Gradient caching vs Model dropout
harveyp123 opened this issue · 3 comments
harveyp123 commented
The GC-DPR has two steps
- The first step did a full batch forward without gradient, to get the full batch contrastive learning loss and corresponding embedding gradient.
- The second step conduct mini-batch forward, and assign the embedding gradient, then do backward. The mini-batch will loop through the full batch to computing all gradient and accumulate.

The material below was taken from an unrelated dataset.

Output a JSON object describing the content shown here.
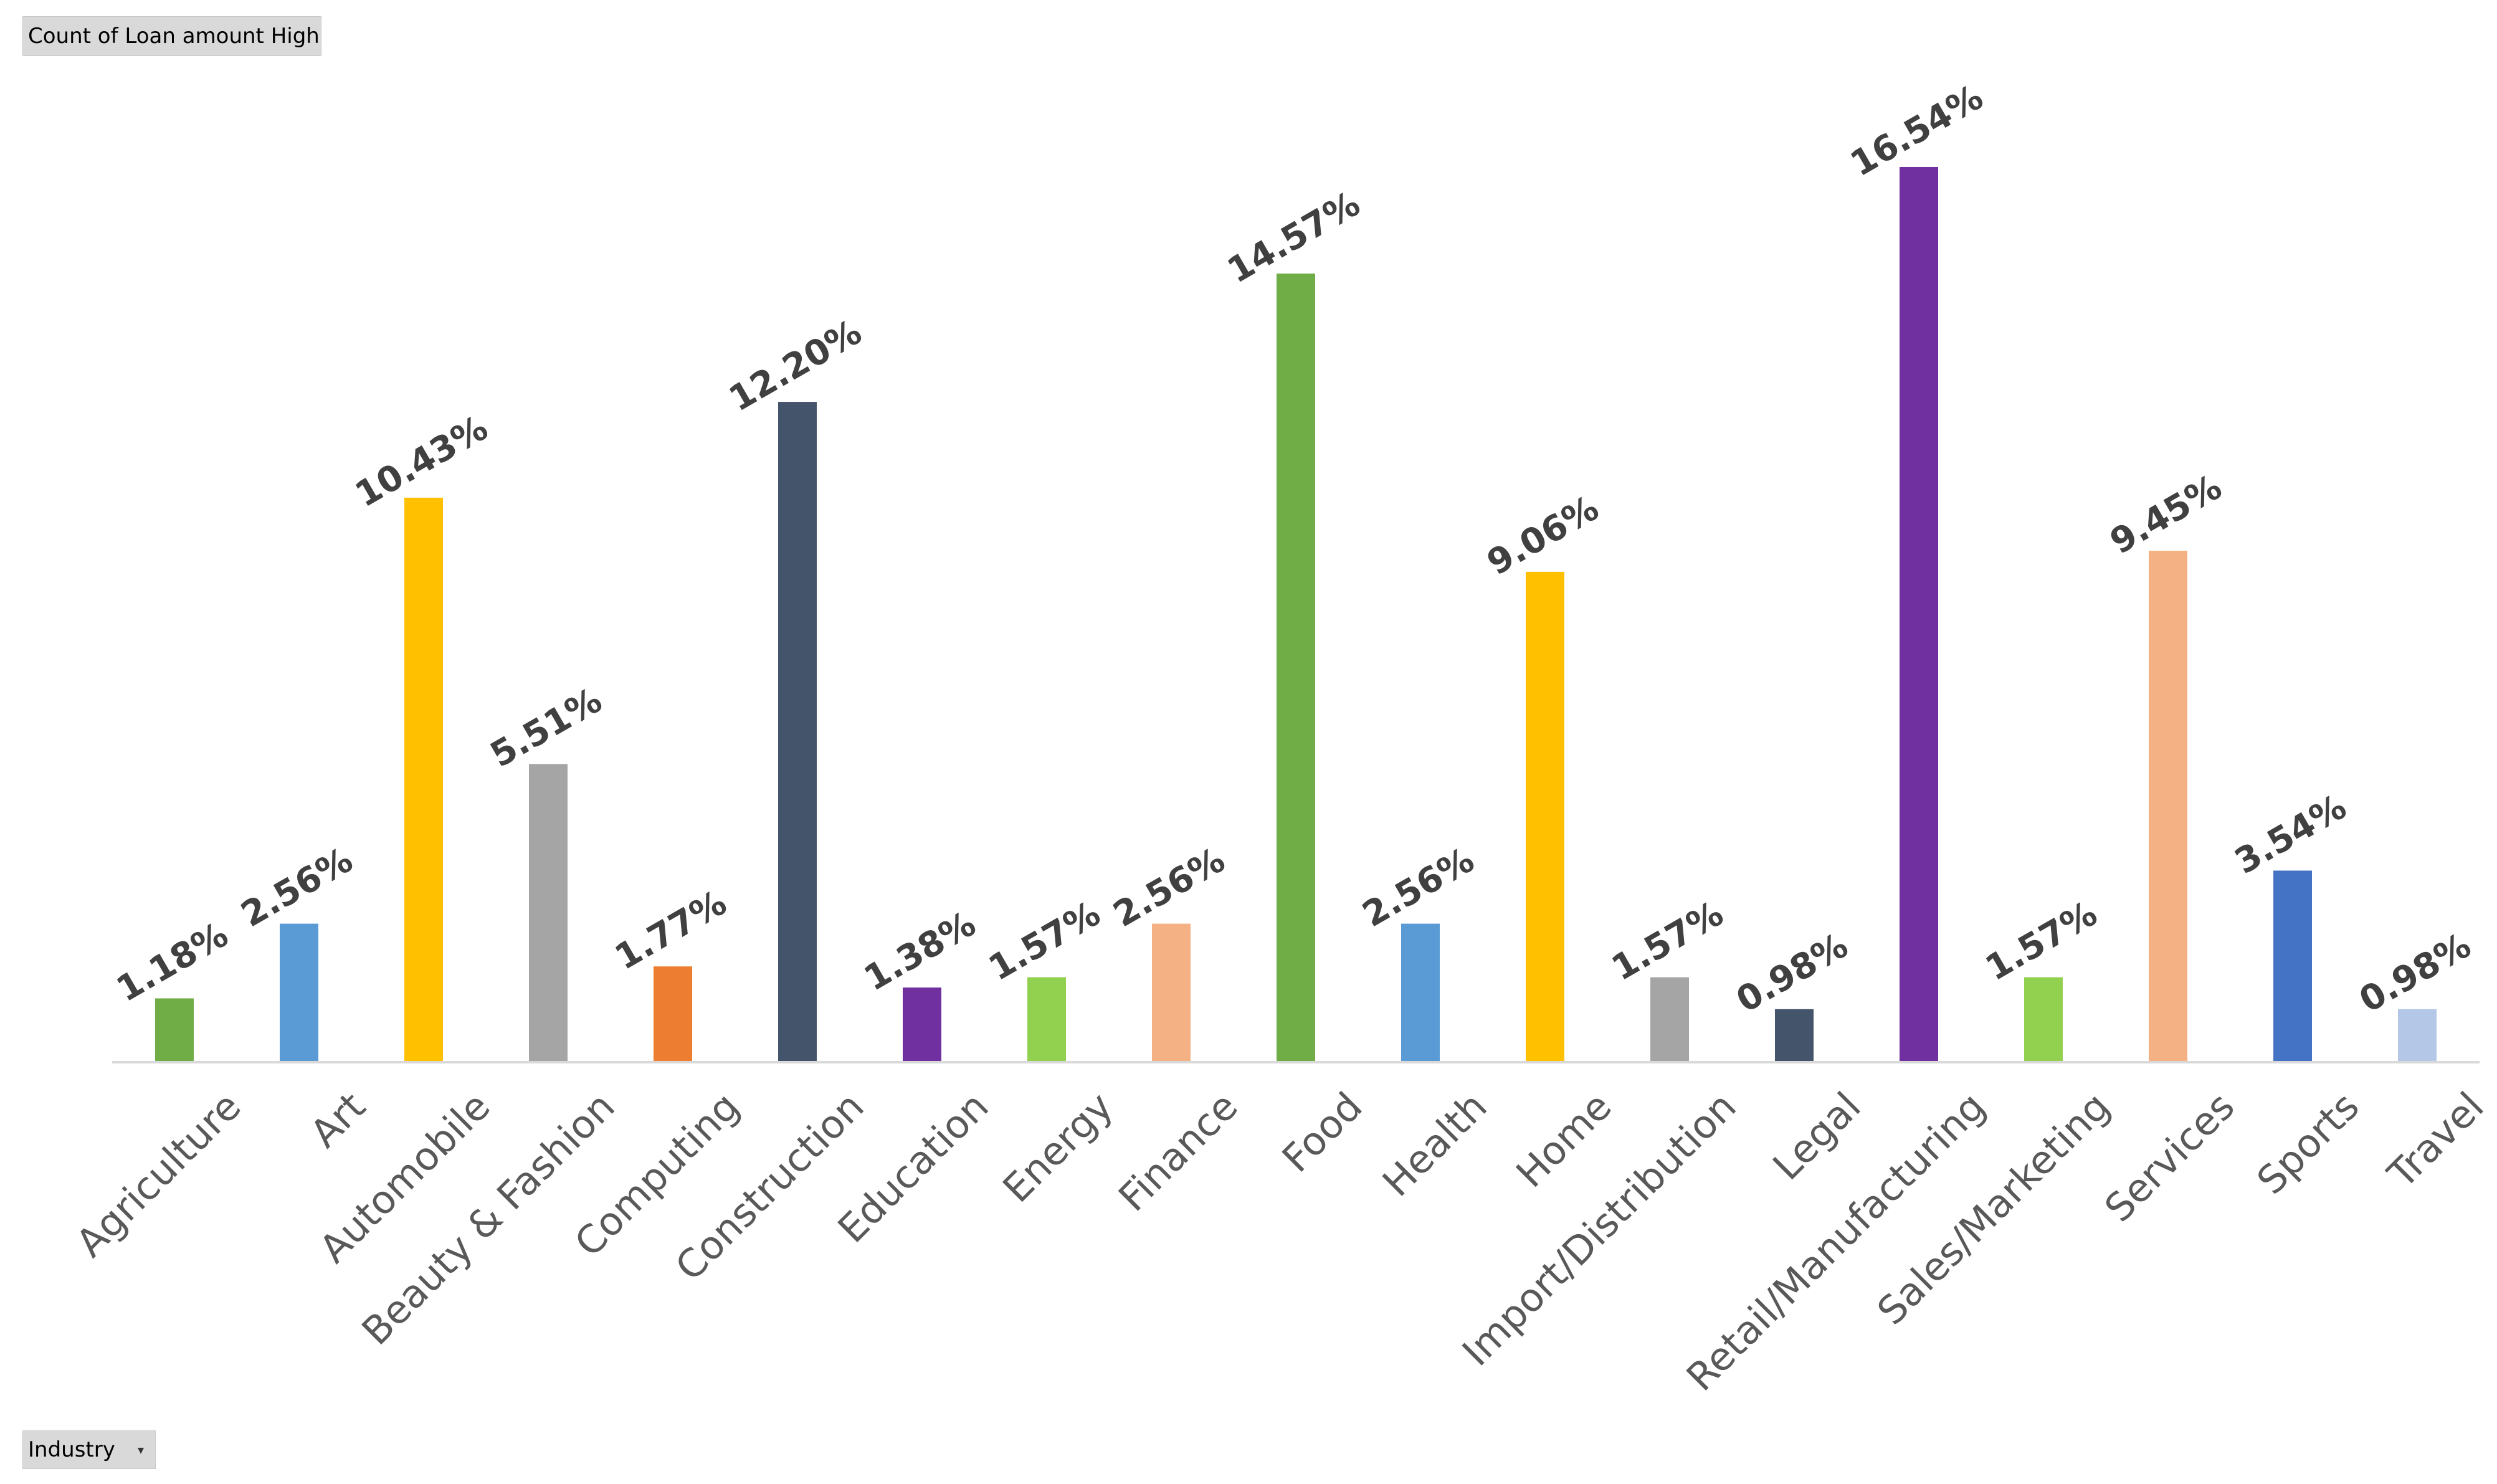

However, during the computation, there might be one issues:
- The backbone model has randomized dropout process, the dropout will make the 1 & 2 to be inconsistent. 1's dropout process will be different from 2, so 1's gradient can not be directly applied to 2. 2's gradient shall be calculated again for every mini-batch. This bug can be fixed using some more sophisticated operation to make sure 1&2 to be consistent.
harveyp123 commented
In short, in the second for loop, for everything minibatch query and passage loss backward, you put the query and passage embedding into the original batch, and calculate the gradient for the current query/passage, so you can make sure the dropout behavior doesn't change your gradient too much.
luyug commented
In our train code, the random states are snapshot using the RandContext class
Lines 53 to 69 in 79e1fe0
harveyp123 commented
Oh, okay, I was using deepspeed + gradient caching, the model is wrapped into a deepspeed defined object, and RandContext doesn't work on my side. But it's good to learn from your code : )